Case C-758/21 P: Appeal brought on 9 December 2021 by Ryanair DAC, Airport Marketing Services Ltd, FR Financing (Malta) Ltd against the judgment of the General Court (Fifth Chamber) delivered on 29 September 2021 in Case T-448/18, Ryanair and Others v Commission

IO C 51, 31.1.2022, p. 23–24 (BG, ES, CS, DA, DE, ET, EL, EN, FR, HR, IT, LV, LT, HU, MT, NL, PL, PT, RO, SK, SL, FI, SV)

31.1.2022   

EN

Official Journal of the European Union

C 51/23


Appeal brought on 9 December 2021 by Ryanair DAC, Airport Marketing Services Ltd, FR Financing (Malta) Ltd against the judgment of the General Court (Fifth Chamber) delivered on 29 September 2021 in Case T-448/18, Ryanair and Others v Commission

(Case C-758/21 P)

(2022/C 51/32)

Language of the case: English

Parties

Appellants: Ryanair DAC, Airport Marketing Services Ltd, FR Financing (Malta) Ltd (represented by: E. Vahida, avocat, B. Byrne, advocaat, and S. Rating, abogado)

Other party to the proceedings: European Commission

Form of order sought

The appellants claim that the Court should:

set aside the judgment under appeal;

annul Articles 5 and 6 and Articles 9, 10 and 11, insofar as they concern the appellants, of Commission Decision (EU) 2018/628 (the contested decision) (1), or in the alternative, refer the case back to the General Court for reconsideration; and in any event

order the Commission to pay the appellants’ costs of this appeal and of the procedure in case T-448/18 before the General Court.

Pleas in law and main arguments

The appellants advance four grounds of appeal.

First, the General Court erred in law by rejecting as inadmissible, and therefore refusing to take into account for its judicial review, key pieces of evidence that were submitted by the appellants prior to the closure of the oral part of the procedure before the General Court. The General Court: erred in disregarding, or failing to duly consider, the legal principles underpinning the rules in Articles 85, (1) to (3), of the General Court’s Rules of Procedure; and erred in disregarding the case law applying those provisions.

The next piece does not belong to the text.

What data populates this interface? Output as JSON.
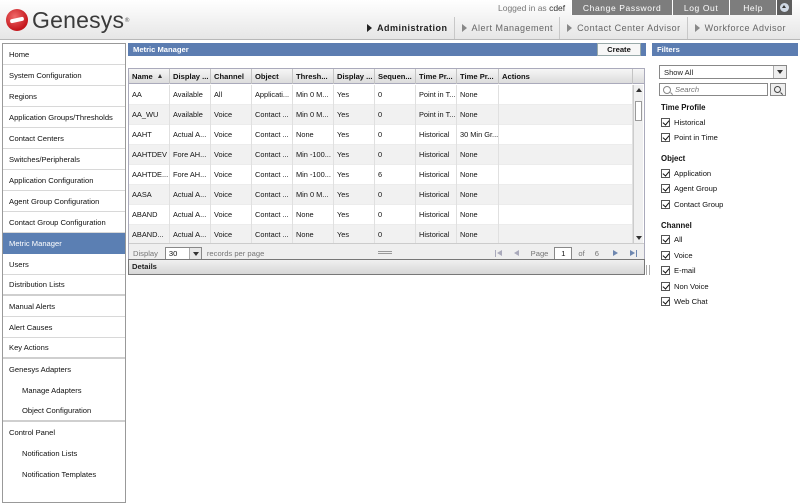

Second, the General Court misinterpreted Article 17 of Council Regulation (EU) 2015/1589 (2) and misapplied Article 296 TFEU by finding respectively that: (i) the Commission had not violated the applicable limitation period for aid recovery; and (ii) the Contested Decision contained sufficient reasoning in that regard.

Third, the General Court distorted the clear sense of the evidence produced before it when assessing if the Commission lawfully applied the so-called ‘market economy operator’ test when determining if the appellants received an advantage within the meaning of Article 107(1) TFEU. The General Court distorted evidence related to: (i) a security fee stipulated in an airport services agreement between the airport and Ryanair; (ii) the estimation of incremental operating costs that the airport could have expected; and (iii) the load factor relied on by the Commission when carrying out its ex ante profitability assessment.

Fourth, the General Court erred in law by concluding that errors concerning the amount of the aid to be recovered calculated based on ex ante data should not be corrected based on ex post data in the file when the contested decision was adopted.


(1)  Commission Decision (EU) 2018/628 of 11 November 2016 on State aid SA.24221(2011/C) (ex 2011/NN) implemented by Austria for the Klagenfurt airport, Ryanair and other airlines using the airport (notified under document C(2016) 7131) (OJ 2018 L 107, p. 1).

(2)  Council Regulation (EU) 2015/1589 of 13 July 2015 laying down detailed rules for the application of Article 108 of the Treaty on the Functioning of the European Union (OJ 2015 L 248, p. 9).